You’ve got to allow yourself to think outside the box. The answers are never inside. Never.

And though I often make fun at guys who are boneheaded or act like they are not playing with a full deck because of their maleness, men do not have the market cornered on this trait.

A couple of weeks ago I read a little article that is still going through my mind. I no longer have the link, thanks to Firefox emptying out my “Read Later” folder when I upgraded. (Thanks, Firefox. NOT.) But it was just one of those “relationships” articles based on interviews with a few couples which were then written up in an attempt to make it sound like the writer had discovered a universal truth.

I seem to recall that the issue is that men get less sex when they do less housework and more when they do more. Since women who spend all their time around the house doing housework tend to build up resentment toward the hubby, who is waiting for her to finish her chores so he can get it on with her, it only makes sense that guys who do more housework get more sex who are neither resentful nor falling-asleep tired.

So far so good. But the example they gave was of a woman with a high-powered highly paid job who got upset every time her husband walked past the sinkful of dirty dishes without doing them. She was so upset that she switched to paper plates and disposable utensils, which cut into the dirty dishes, but did nothing to quell her resentment. She really needed him to do this, deep down inside, and she saw no clash with the fact that he was working 15-1/2 hour days.
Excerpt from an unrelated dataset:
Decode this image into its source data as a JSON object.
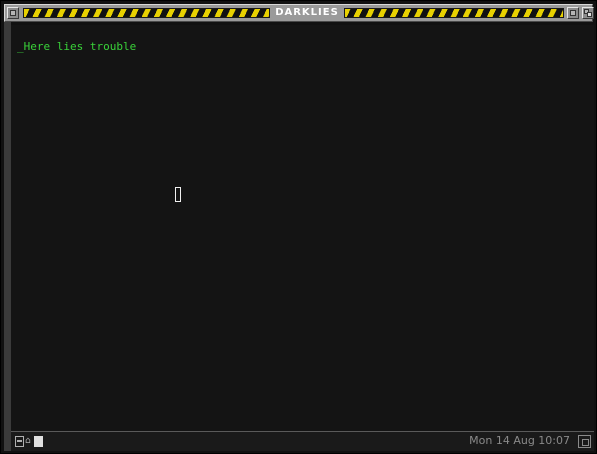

Like, excuse me? If you want to have a life and not have to do menial chores all the time, and you’ve got the money, pay somebody else to do it. Come home every day to dinner on the table and a maid who doesn’t go home until after all the dishes are put away and the counters cleaned.

Let go of the resentment. It’s not about men vs. women. Stop being such a control freak, sit down, and enjoy life.

Gotta think out of the box. That’s where the answer is.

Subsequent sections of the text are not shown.